Tuesday, July 25, 2017

In South Okkalapa, residents grasp first opportunity to vote


U Kaung Myint Htut, independent Pyithu Hluttaw candidate for South Okkalapa, outside a polling station. U Kaung Myint Htut, independent Pyithu Hluttaw candidate for South Okkalapa, outside a polling station.

Enthusiastically chewing betel, Ko Tun Aung stands outside a polling station in South Okkalapa township reflecting on what he has just done. At 35 years of age, he has never had the opportunity to vote in an election. On this November morning he rose early to cast his ballot, hopeful that the election could transform his life for the better.

“It was 6am when I left home to vote,” he says, still holding his pink National Registration Card (NRC) in his left hand and gripping the betel between his gums. “I’m not educated in politics … I live my life on a day-to-day basis and my expenditure always seems to be higher than my income,” he said.

“We want the right person who can change this situation and give us some financial security.”

A low-paid worker at a small plastic molding company, Ko Tun Aung says livelihood issues were at the front of his mind when he cast his ballot.

When I ask him who he voted for, the smile on his face disappears. He becomes motionless; the betel chewing stops.

After a brief moment of thought, choosing his words carefully, he says: “I voted for the [candidates] who I think can make changes.”

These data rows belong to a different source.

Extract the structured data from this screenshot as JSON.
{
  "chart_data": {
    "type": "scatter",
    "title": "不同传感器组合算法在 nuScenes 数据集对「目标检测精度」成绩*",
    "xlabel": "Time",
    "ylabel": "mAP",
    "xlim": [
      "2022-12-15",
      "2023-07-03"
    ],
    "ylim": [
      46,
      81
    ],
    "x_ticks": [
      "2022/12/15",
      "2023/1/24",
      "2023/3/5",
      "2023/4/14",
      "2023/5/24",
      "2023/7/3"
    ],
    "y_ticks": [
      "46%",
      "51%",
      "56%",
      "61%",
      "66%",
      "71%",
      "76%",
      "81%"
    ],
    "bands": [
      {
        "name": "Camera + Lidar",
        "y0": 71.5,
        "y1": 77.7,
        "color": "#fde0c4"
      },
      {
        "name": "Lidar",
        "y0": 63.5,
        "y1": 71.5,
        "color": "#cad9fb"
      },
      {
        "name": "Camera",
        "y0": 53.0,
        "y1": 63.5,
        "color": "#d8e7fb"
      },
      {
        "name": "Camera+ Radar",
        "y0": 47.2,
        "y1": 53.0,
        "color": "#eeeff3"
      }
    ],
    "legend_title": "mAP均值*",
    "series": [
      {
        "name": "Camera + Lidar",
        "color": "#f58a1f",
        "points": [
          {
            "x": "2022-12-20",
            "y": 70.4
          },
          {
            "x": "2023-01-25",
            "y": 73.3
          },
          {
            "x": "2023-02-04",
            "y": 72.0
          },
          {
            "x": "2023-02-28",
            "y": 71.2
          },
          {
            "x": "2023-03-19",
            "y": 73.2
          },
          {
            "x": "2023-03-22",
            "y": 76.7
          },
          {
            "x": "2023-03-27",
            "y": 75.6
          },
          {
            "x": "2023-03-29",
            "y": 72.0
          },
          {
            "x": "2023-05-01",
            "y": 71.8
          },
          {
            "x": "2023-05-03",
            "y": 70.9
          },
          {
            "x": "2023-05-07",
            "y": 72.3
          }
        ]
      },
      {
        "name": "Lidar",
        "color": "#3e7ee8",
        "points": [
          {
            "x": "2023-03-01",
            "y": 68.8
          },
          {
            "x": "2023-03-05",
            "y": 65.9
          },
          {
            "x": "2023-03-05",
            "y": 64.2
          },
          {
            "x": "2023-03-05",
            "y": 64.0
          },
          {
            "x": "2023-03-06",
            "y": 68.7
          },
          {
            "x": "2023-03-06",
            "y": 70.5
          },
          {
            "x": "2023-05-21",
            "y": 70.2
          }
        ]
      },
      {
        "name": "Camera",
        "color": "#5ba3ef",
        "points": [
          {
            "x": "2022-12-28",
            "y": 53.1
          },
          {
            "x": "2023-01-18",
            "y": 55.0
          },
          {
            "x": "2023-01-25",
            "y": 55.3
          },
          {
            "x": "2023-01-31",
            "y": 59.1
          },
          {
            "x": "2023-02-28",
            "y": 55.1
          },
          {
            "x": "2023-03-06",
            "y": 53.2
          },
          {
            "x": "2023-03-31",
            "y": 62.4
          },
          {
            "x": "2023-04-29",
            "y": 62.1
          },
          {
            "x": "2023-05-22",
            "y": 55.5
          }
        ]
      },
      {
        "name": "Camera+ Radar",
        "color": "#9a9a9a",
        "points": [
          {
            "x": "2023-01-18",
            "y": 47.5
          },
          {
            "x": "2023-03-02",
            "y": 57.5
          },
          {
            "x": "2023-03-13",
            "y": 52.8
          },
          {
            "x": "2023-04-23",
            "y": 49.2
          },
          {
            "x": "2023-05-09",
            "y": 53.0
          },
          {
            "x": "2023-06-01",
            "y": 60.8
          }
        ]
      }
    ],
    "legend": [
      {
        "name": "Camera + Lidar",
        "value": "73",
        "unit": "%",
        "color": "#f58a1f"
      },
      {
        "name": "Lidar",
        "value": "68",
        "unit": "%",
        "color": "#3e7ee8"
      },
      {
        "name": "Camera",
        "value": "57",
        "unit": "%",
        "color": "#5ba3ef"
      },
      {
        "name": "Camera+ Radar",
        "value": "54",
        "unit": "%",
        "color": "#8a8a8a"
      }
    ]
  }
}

In South Okkalapa, the mayor of Yangon, U Aung Thein Linn ran as a candidate for the Union Solidarity and Development Party (USDP). Also on the Pyithu Hluttaw ballot form were candidates from the National Democratic Force, Democratic Party (Myanmar) and National Unity Party as well as one independent.

When Ko Tin Aung mentions “change”, I know exactly who he did not vote for. However, I decide not to press the issue any further than I already have.

Unlike Ko Tun Aung, the 2010 election is not the first time U Hla Thein has voted. He is 88 years of age and walked to the polling station from his home with the aid of a walking stick. The North Okkalapa resident is ushered into the polling station by a throng of young election commission workers.

“I have bad hearing and weak eyesight. I couldn’t see the words on the ballot clearly as the paper was not white enough. I could not see the party logos,” he says.

“Fortunately the head of the polling station is one of my ex-students and he helped me fill out my voting form.”

With his stick firmly planted on the ground, the old man states his desires for the country after the election. He says that he simply wants to continue on with his life in peace, and wishes that all Myanmar people have the same opportunities that he has had to live a peaceful existence.

As election day progresses in South Okkalapa, I see one man getting very agitated. It’s 9am and Ko Than Tun is still yet to vote.

“I’m looking for someone to mind my store. Can you do me a favour?” he asks.

He then runs into his home, takes his NRC and rushes off to the poll station.

After 10 minutes, he’s back. “I’ve voted,” he shouts, wiping beads of sweat off his forehead and beaming with enthusiasm.

“Everything was ok. I was able to vote easily. Even if you don’t know how to vote, there are people inside who will explain it to you,” he says.

Flicking through journals and party flyers, he explains how he decided which candidate to vote for.

“I read their commitments, how they say they will help the country develop. I’ve also monitored how much they’ve done for the people up until now.

“I voted carefully for those who I believe will keep their promises to us. Everyone has good expectations of the election. Let’s wait and see what happens.”